Les délégations d'ORU Fogar présentes au Forum politique de haut niveau sur le développement durable (HLPF) des Nations Unies ont tenu, le 10 juillet 2026, une réunion de travail au siège des Nations Unies à New York avec la directrice exécutive d'ONU-Habitat, Anacláudia Rossbach.
Au cours de cette réunion, le secrétaire général d'ORU Fogar, Carles Llorens, a réaffirmé les positions de l'organisation, déjà bien connues de l'agence. Il a souligné que les problèmes de logement qui occupent aujourd'hui une place centrale dans les priorités d'ONU-Habitat trouvent leur origine dans le manque de développement équilibré des territoires et des zones rurales. M. Llorens a exprimé la préoccupation d'ORU Fogar face à l'exode rural qui se poursuit à travers le monde, en particulier en Afrique, et a appelé ONU-Habitat à ne pas concentrer exclusivement ses politiques sur les grandes agglomérations urbaines, mais à adopter une approche globale du territoire.
Dans ce contexte, face au concept du «droit à la ville» consacré par le Nouvel Agenda urbain, le secrétaire général d'ORU Fogar a mis en avant la stratégie européenne du «droit de rester», promue par le commissaire européen Raffaele Fitto, en défendant l'idée que les politiques publiques doivent garantir aux familles la possibilité de construire leur avenir dans leurs régions d'origine.
La directrice exécutive, Anacláudia Rossbach, a répondu en confirmant qu'ONU-Habitat avait pleinement intégré cette approche territoriale et disposait déjà d'un mandat allant dans ce sens. Elle a également souligné que la réalisation de l'Agenda 2030 et des Objectifs de développement durable (ODD) exige nécessairement une approche territorialisée.
À la suite de cette introduction, deux des dirigeants régionaux présents, Koki Noriega, gouverneur d'Áncash et représentant de l'Assemblée nationale des gouvernements régionaux du Pérou (ANGR), ainsi qu'Abdoulaye Diakité, président de la Région de Koulikoro (Mali), ont présenté les principaux défis auxquels sont confrontés leurs territoires respectifs.
Le gouverneur Koki Noriega a exposé les difficultés persistantes engendrées par le centralisme au Pérou, prenant pour exemple le système de transport aérien du pays, où la quasi-totalité des vols intérieurs continuent de transiter par Lima. Il a également mis en évidence les défis majeurs liés à la gestion des risques de catastrophes, résultant d'une urbanisation rapide et non planifiée dans les régions côtières et montagneuses du pays, qui accroît considérablement leur vulnérabilité. Il a appelé à un soutien renforcé et à une plus grande reconnaissance du rôle des gouvernements régionaux afin qu'ils puissent conduire l'aménagement du territoire et assurer la mise en place des services essentiels nécessaires à la réduction de ces risques.

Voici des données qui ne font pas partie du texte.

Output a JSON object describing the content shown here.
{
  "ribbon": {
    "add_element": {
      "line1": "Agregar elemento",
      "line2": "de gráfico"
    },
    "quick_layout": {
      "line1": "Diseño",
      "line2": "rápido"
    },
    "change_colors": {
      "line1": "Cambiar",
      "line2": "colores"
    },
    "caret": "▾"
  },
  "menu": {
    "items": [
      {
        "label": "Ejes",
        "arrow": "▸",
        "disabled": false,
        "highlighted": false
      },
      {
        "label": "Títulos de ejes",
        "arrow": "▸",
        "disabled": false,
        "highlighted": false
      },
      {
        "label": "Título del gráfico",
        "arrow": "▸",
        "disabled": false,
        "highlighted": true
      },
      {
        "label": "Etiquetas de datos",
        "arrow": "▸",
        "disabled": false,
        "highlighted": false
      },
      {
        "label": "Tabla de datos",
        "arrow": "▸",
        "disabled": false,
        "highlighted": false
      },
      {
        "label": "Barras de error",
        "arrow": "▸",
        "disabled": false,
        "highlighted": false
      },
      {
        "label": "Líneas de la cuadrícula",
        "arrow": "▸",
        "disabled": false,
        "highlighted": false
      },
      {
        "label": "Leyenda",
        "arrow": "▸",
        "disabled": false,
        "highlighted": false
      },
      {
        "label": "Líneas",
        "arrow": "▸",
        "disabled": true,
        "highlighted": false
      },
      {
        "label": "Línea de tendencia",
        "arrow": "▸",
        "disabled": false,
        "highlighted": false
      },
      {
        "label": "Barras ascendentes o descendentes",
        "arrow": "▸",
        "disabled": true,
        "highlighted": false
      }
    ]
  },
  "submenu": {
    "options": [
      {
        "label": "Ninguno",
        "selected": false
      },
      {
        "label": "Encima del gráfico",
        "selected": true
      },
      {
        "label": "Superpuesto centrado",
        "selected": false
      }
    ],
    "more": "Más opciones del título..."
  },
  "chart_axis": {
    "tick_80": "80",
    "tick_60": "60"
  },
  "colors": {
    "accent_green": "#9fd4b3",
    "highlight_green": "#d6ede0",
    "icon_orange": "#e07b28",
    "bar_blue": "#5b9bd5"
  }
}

Le président Abdoulaye Diakité, illustrant la situation actuelle au Mali, a présenté les défis spécifiques auxquels est confrontée sa région, troisième pôle démographique du pays avec plus de 2,25 millions d'habitants et une population particulièrement jeune, dont près de la moitié est âgée de moins de quinze ans. Il a expliqué les pressions exercées par la proximité de Bamako, les profondes disparités territoriales ainsi que les effets de la pauvreté rurale, qui alimentent les migrations vers la capitale et vers l'étranger. Il a également souligné que l'expansion de l'exploitation artisanale de l'or et de l'extraction de sable attire une importante main-d'œuvre et accélère une urbanisation spontanée, générant d'importants défis en matière d'environnement, de sécurité et de gouvernance. Face à cette réalité, il a insisté sur la nécessité de bénéficier de l'appui d'ONU-Habitat afin de promouvoir des politiques urbaines territoriales adaptées, de développer les infrastructures de base, les systèmes de mobilité durable ainsi que l'emploi des jeunes. Il a enfin rappelé que l'ensemble de ces défis se déploient dans un territoire confronté au terrorisme et aux conflits armés.
À l'issue de ces présentations, un dialogue direct s'est engagé entre la directrice exécutive et les gouverneurs sur les activités opérationnelles d'ONU-Habitat dans leurs pays respectifs. La réunion s'est conclue par un accord visant à renforcer considérablement la coordination entre les parties, la directrice exécutive proposant elle-même des voies de contact direct avec les bureaux nationaux d'ONU-Habitat.
Enfin, le secrétaire général d'ORU Fogar a demandé qu'ONU-Habitat rétablisse l'appui technique qu'elle apportait auparavant à l'élaboration des Rapports régionaux volontaires (Voluntary Regional Reviews – VRR), un soutien qui s'est sensiblement réduit au cours des dernières années.